Todo mundo tem aquele dia no qual uma sucessão de fatos negativos ocorrem, transformando-o em algo asfixiante e pesado.
Ontem vivi um destes dias. Tudo começou ao ir buscar o notebook do JG, na assistência técnica, após receber ligação de que o mesmo estava consertado. Ao recebê-lo, constatamos um sério equívoco. O micro consertado e nos entregue não era o nosso. Eles cometeram um erro. E, nos garantiram que iriam encontrar com quem estava o nosso.
Saindo dali, recebi uma notificação de que minha empresa, a Ânimo, tinha entrada na Dívida Ativa da União, por algum recolhimento de imposto não efetivado. Pensei comigo, vou matar meu contador, ahh se vou!
No caminho para a aula, resolvi cortar o cabelo e aparar a barba. Entre uma navalha e outra, acabei discutindo com a namorada, e por besteira.
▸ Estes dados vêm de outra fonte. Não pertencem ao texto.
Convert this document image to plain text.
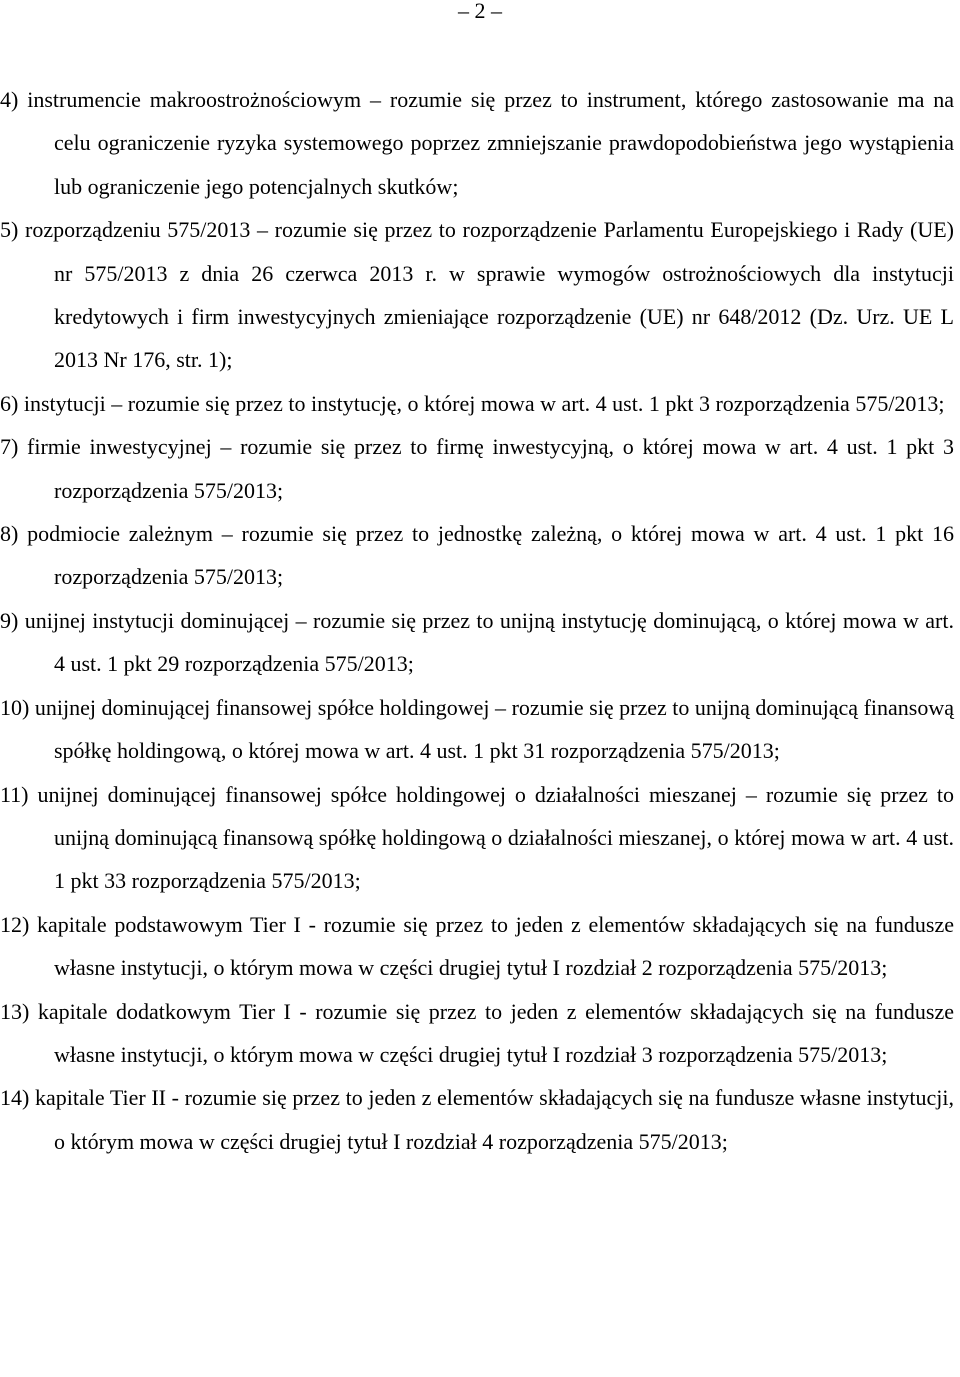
– 2 –

4) instrumencie makroostrożnościowym – rozumie się przez to instrument, którego zastosowanie ma na celu ograniczenie ryzyka systemowego poprzez zmniejszanie prawdopodobieństwa jego wystąpienia lub ograniczenie jego potencjalnych skutków;

5) rozporządzeniu 575/2013 – rozumie się przez to rozporządzenie Parlamentu Europejskiego i Rady (UE) nr 575/2013 z dnia 26 czerwca 2013 r. w sprawie wymogów ostrożnościowych dla instytucji kredytowych i firm inwestycyjnych zmieniające rozporządzenie (UE) nr 648/2012 (Dz. Urz. UE L 2013 Nr 176, str. 1);

6) instytucji – rozumie się przez to instytucję, o której mowa w art. 4 ust. 1 pkt 3 rozporządzenia 575/2013;

7) firmie inwestycyjnej – rozumie się przez to firmę inwestycyjną, o której mowa w art. 4 ust. 1 pkt 3 rozporządzenia 575/2013;

8) podmiocie zależnym – rozumie się przez to jednostkę zależną, o której mowa w art. 4 ust. 1 pkt 16 rozporządzenia 575/2013;

9) unijnej instytucji dominującej – rozumie się przez to unijną instytucję dominującą, o której mowa w art. 4 ust. 1 pkt 29 rozporządzenia 575/2013;

10) unijnej dominującej finansowej spółce holdingowej – rozumie się przez to unijną dominującą finansową spółkę holdingową, o której mowa w art. 4 ust. 1 pkt 31 rozporządzenia 575/2013;

11) unijnej dominującej finansowej spółce holdingowej o działalności mieszanej – rozumie się przez to unijną dominującą finansową spółkę holdingową o działalności mieszanej, o której mowa w art. 4 ust. 1 pkt 33 rozporządzenia 575/2013;

12) kapitale podstawowym Tier I - rozumie się przez to jeden z elementów składających się na fundusze własne instytucji, o którym mowa w części drugiej tytuł I rozdział 2 rozporządzenia 575/2013;

13) kapitale dodatkowym Tier I - rozumie się przez to jeden z elementów składających się na fundusze własne instytucji, o którym mowa w części drugiej tytuł I rozdział 3 rozporządzenia 575/2013;

14) kapitale Tier II - rozumie się przez to jeden z elementów składających się na fundusze własne instytucji, o którym mowa w części drugiej tytuł I rozdział 4 rozporządzenia 575/2013;
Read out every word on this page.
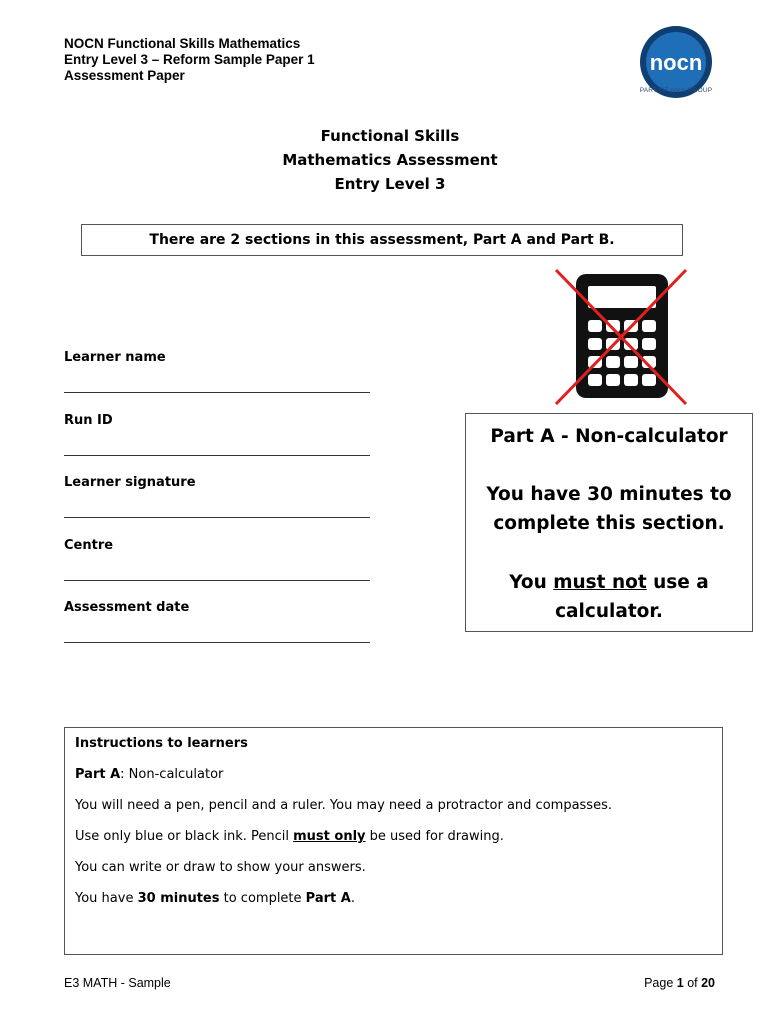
NOCN Functional Skills Mathematics
Entry Level 3 – Reform Sample Paper 1
Assessment Paper
nocn
PART OF nocn GROUP
Functional Skills
Mathematics Assessment
Entry Level 3
There are 2 sections in this assessment, Part A and Part B.
Learner name
Run ID
Learner signature
Centre
Assessment date
Part A - Non-calculator
You have 30 minutes to
complete this section.
You must not use a
calculator.
Instructions to learners
Part A: Non-calculator
You will need a pen, pencil and a ruler. You may need a protractor and compasses.
Use only blue or black ink. Pencil must only be used for drawing.
You can write or draw to show your answers.
You have 30 minutes to complete Part A.
E3 MATH - Sample	Page 1 of 20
Chegando ao IBMEC, local que dou aula, recebo uma mensagem no WhatsApp, do tipo "comida de rabo individual - CRI", de minha mãe. Ocorre que não gostou de uma foto que postei no Insta e Face e me deu uma regulada.
Já era pelas 18hrs, os pensamentos negativos de um dia difícil se encaracolavam, grudavam e atormentavam meu ser.
Eles ficavam em loop, sendo ruminados em nuvens de pensamentos cíclicos e sufocantes: notebook-impostos-love-mãe-notebook-impostos-love-mãe-notebook-impostos-love-mãe.
Então resolvi intervir.
Aprendi, com os fundamentos da psicologia positiva, que precisamos fazer intervenções em nosso processamento cerebral, na forma como as emoções e pensamentos operaram.
Então, como ainda faltava uma hora antes da aula, levei-me para distrair o meu pensar, afastando o fixar no pesar.
Isto é uma arte. Chamo de cuidados paliativos emocionais. Eles não solucionam o problema. Mas, não agravam a ferida. Por isso são paliativos. Como se botássemos um esparadrapo numa ferida, para que ela não infecione e complique mais ainda.
Não resolverão o notebook e os impostos, pelo menos no momento. Mas, ajudarão a perceber outras coisas que podem existir ao lado dos problemas. Tirando o olhar deles, e reenergizando os ser.
Saí para caminhar, e logo na calçada percebi um belo pôr do sol que tingia tudo de vermelho, daqueles que só no DF tem.
Uaaauuu, que lindo.
Resolvi caminhar descendo a avenida, dobrando a esquerda, num trajeto diferente do que sempre faço.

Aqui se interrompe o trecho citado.